Heavily redundant time-varying data Key Symbol Qty Price Avg (<11:00:01.001>,) GOOG 100 500.00 501.01 (<11:00:01.007>,) GOOG 50 500.00 501.01 (<11:00:01.020>,) GOOG 100 499.99 501.00 (<11:00:01.022>,) GOOG 100 500.00 501.00 (<11:00:01.029>,) GOOG 100 500.01 501.00
Notice in the first example how the words cat and awesome appear repeatedly. In the second example, the entire group of records is a near-duplicate, the majority of the data remaining static. Consider now the applications that would use this data: the discussion board will be rendering subtrees sequentially, and the financial data application may be servicing chart data requests, again sequentially.
Since both applications generally work with large group of sequential records, there is opportunity to amortize the cost of some expensive task over the group.
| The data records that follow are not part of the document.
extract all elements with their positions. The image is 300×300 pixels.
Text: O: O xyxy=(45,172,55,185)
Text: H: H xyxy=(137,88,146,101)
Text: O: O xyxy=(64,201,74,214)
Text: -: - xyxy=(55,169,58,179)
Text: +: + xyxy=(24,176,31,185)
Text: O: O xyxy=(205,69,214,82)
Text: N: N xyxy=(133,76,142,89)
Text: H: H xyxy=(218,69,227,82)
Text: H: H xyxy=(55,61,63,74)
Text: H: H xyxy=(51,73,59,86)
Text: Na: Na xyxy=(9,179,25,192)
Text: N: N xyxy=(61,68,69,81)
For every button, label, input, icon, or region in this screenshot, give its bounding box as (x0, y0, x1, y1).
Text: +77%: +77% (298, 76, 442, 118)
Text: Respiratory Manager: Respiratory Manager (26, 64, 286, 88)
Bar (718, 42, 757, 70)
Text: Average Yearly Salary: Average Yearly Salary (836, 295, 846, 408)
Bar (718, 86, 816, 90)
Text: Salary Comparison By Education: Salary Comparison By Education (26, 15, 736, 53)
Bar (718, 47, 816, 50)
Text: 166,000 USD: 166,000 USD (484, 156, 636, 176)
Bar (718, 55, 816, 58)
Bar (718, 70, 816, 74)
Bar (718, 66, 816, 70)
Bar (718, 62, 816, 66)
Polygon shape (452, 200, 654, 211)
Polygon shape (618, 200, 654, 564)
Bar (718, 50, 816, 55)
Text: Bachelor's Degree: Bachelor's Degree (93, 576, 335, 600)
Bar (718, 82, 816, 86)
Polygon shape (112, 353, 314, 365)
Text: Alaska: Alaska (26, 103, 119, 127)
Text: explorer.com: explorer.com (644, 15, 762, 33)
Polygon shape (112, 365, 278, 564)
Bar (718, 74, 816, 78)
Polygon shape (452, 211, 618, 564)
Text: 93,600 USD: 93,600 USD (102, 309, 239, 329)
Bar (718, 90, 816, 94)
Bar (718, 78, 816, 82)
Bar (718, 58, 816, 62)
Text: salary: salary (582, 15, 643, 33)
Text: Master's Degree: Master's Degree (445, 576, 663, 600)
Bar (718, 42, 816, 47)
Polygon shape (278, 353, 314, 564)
In other words, there is a clear opportunity to efficiently compress the data as a group, since the redundancy is so high, but in order to do so requires that a single key is picked to represent the resulting compression batch.
Recall from earlier that regardless of whether a single record is being fetched, or a range query is being performed, the initial step in both operations is identical: find this key or the next greater key. Given the keys between <11:00:01.001> and <11:00:01.029>, if only the uppermost key exists, then any attempt to look up a preceeding key will cause the storage engine to find the uppermost key instead, at no extra cost.
Using a careful key encoding, we can exploit this property to locate any key in a contiguous range that might be compressed as a group, using the same operation that would be used if we were searching for it as an individual record. When this special batch key is detected, Acid will transparently decompress it and step through the compressed records, just as if they were stored uncompressed directly in the engine. The decompression step is invisible to caller code, regardless of whether it is fetching a single record or performing a range query.
There is no inherent restriction on the size of a batch group, only that in order to exploit larger groups requires a larger query size to amortize the cost of decompression. It does not make sense to store records in 1MiB compressed groups if the average query fetches a single record of 100 bytes, the cost of decompression would greatly overshadow the cost of the query.
The batch size can be carefully tuned to allow an application’s space efficiency to be weighed against its performance goals, and since these tunables aren’t global settings, the batch size can be varied with the age of the data, for example to trade compression ratio against server traffic patterns.